Przy okazji drugiego jesiennego wydarzenia Apple Event mieliśmy okazję zaprezentować długo wyczekiwanego 16-calowego MacBooka Pro. Przynosi nieco zmodyfikowaną konstrukcję, klawisze funkcyjne zamiast paska Touch Bar, znacznie lepszy wyświetlacz i dosłownie brutalną wydajność dzięki chipowi M1 Pro lub M1 Max. Według Apple powinien to być najlepszy laptop profesjonalny, ale jednocześnie energooszczędny. Ale jak ta bestia wypada cenowo?
- 16-calowy MacBook Pro z chipem M1 Pro, 10-rdzeniowym procesorem, 16-rdzeniowym procesorem graficznym, 16 GB zunifikowanej pamięci i 512 GB przestrzeni dyskowej, zostanie wprowadzony na rynek w 72 990 CZK
- 16-calowy MacBook Pro z chipem M1 Pro, 10-rdzeniowym procesorem, 16-rdzeniowym procesorem graficznym, 16 GB zunifikowanej pamięci i 1 TB przestrzeni dyskowej będzie dostępny w cenie 78 990 CZK
- 16-calowy MacBook Pro z chipem M1 Max, 10-rdzeniowym procesorem, 32-rdzeniowym procesorem graficznym, 32 GB zunifikowanej pamięci i 1 TB przestrzeni dyskowej będzie dostępny w cenie 102 990 CZK
Opisane powyżej warianty odnoszą się do tzw. modeli głównych. W każdym razie można dopłacić w konfiguratorze za te za mocniejszy chip (nie dotyczy topowego wariantu, który oferuje już najlepszy chip w bazie), większą pamięć czy wyższą zunifikowaną pamięć. Ogólnie rzecz biorąc, cena zdecydowanie najlepszego 16-calowego MacBooka Pro może wzrosnąć do 180 990 CZK. W każdym razie nowe laptopy można zamówić już teraz w przedsprzedaży, a do sklepów trafią one w przyszłym tygodniu.
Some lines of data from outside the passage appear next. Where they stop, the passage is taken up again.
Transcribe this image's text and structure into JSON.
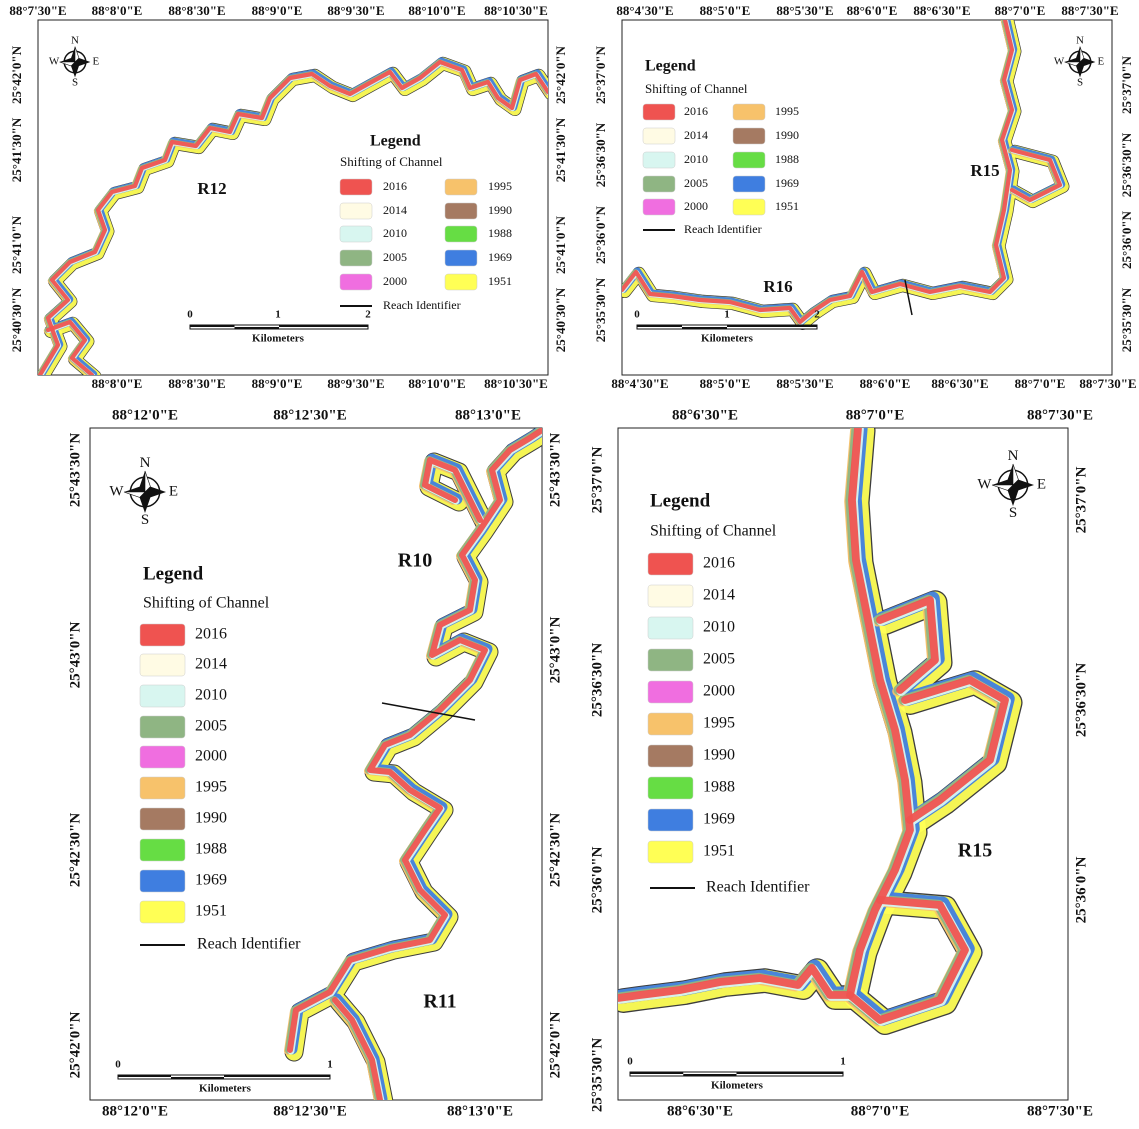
{
  "legend": {
    "title": "Legend",
    "subtitle": "Shifting of Channel",
    "reach_identifier": "Reach Identifier",
    "items": [
      {
        "label": "2016",
        "color": "#ef5350"
      },
      {
        "label": "2014",
        "color": "#fffbe4"
      },
      {
        "label": "2010",
        "color": "#d8f6f0"
      },
      {
        "label": "2005",
        "color": "#8fb583"
      },
      {
        "label": "2000",
        "color": "#f06ee0"
      },
      {
        "label": "1995",
        "color": "#f7c26b"
      },
      {
        "label": "1990",
        "color": "#a57a62"
      },
      {
        "label": "1988",
        "color": "#66dd44"
      },
      {
        "label": "1969",
        "color": "#3f7ee0"
      },
      {
        "label": "1951",
        "color": "#ffff55"
      }
    ]
  },
  "compass": {
    "n": "N",
    "s": "S",
    "e": "E",
    "w": "W"
  },
  "scale": {
    "unit": "Kilometers"
  },
  "panels": [
    {
      "top_labels": [
        "88°7'30\"E",
        "88°8'0\"E",
        "88°8'30\"E",
        "88°9'0\"E",
        "88°9'30\"E",
        "88°10'0\"E",
        "88°10'30\"E"
      ],
      "bottom_labels": [
        "88°8'0\"E",
        "88°8'30\"E",
        "88°9'0\"E",
        "88°9'30\"E",
        "88°10'0\"E",
        "88°10'30\"E"
      ],
      "left_labels": [
        "25°42'0\"N",
        "25°41'30\"N",
        "25°41'0\"N",
        "25°40'30\"N"
      ],
      "right_labels": [
        "25°42'0\"N",
        "25°41'30\"N",
        "25°41'0\"N",
        "25°40'30\"N"
      ],
      "reaches": [
        "R12"
      ],
      "scale_ticks": [
        "0",
        "1",
        "2"
      ]
    },
    {
      "top_labels": [
        "88°4'30\"E",
        "88°5'0\"E",
        "88°5'30\"E",
        "88°6'0\"E",
        "88°6'30\"E",
        "88°7'0\"E",
        "88°7'30\"E"
      ],
      "bottom_labels": [
        "88°4'30\"E",
        "88°5'0\"E",
        "88°5'30\"E",
        "88°6'0\"E",
        "88°6'30\"E",
        "88°7'0\"E",
        "88°7'30\"E"
      ],
      "left_labels": [
        "25°37'0\"N",
        "25°36'30\"N",
        "25°36'0\"N",
        "25°35'30\"N"
      ],
      "right_labels": [
        "25°37'0\"N",
        "25°36'30\"N",
        "25°36'0\"N",
        "25°35'30\"N"
      ],
      "reaches": [
        "R15",
        "R16"
      ],
      "scale_ticks": [
        "0",
        "1",
        "2"
      ]
    },
    {
      "top_labels": [
        "88°12'0\"E",
        "88°12'30\"E",
        "88°13'0\"E"
      ],
      "bottom_labels": [
        "88°12'0\"E",
        "88°12'30\"E",
        "88°13'0\"E"
      ],
      "left_labels": [
        "25°43'30\"N",
        "25°43'0\"N",
        "25°42'30\"N",
        "25°42'0\"N"
      ],
      "right_labels": [
        "25°43'30\"N",
        "25°43'0\"N",
        "25°42'30\"N",
        "25°42'0\"N"
      ],
      "reaches": [
        "R10",
        "R11"
      ],
      "scale_ticks": [
        "0",
        "1"
      ]
    },
    {
      "top_labels": [
        "88°6'30\"E",
        "88°7'0\"E",
        "88°7'30\"E"
      ],
      "bottom_labels": [
        "88°6'30\"E",
        "88°7'0\"E",
        "88°7'30\"E"
      ],
      "left_labels": [
        "25°37'0\"N",
        "25°36'30\"N",
        "25°36'0\"N",
        "25°35'30\"N"
      ],
      "right_labels": [
        "25°37'0\"N",
        "25°36'30\"N",
        "25°36'0\"N"
      ],
      "reaches": [
        "R15"
      ],
      "scale_ticks": [
        "0",
        "1"
      ]
    }
  ]
}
- Nowo wprowadzone produkty Apple można kupić m.in Alge, Mobilne pogotowie lub ty iSklepy
Chyba już się gdzieś o tym dowiedziałem, ale komu ja tak ot tak daję 20 2499 koron? 72990 dolarów to na pewno nie 8 XNUMX CZK 🤷♂️ Apple tym razem wykazało się naprawdę sprytem, więc wystarczy, że kupisz bilety lotnicze do Nowego Jorku za XNUMX tys., porządny hotel na weekend na dziesięć, a ja w przyszłym tygodniu mam nowego Macbooka 🙌
2499 dolarów to cena bez podatku, w Nowym Jorku myślę, że jest to 8.875%, więc coś w okolicach 2720 dolarów = 60 000 CZK. Nadal jest taniej, ale już nie warto. Ale z drugiej strony bilet do USA jest wliczony w cenę, jeśli unikniesz odprawy celnej.
Na świecie podatek wynosi około 24%, co stanowi dodatkowe 10000 XNUMX.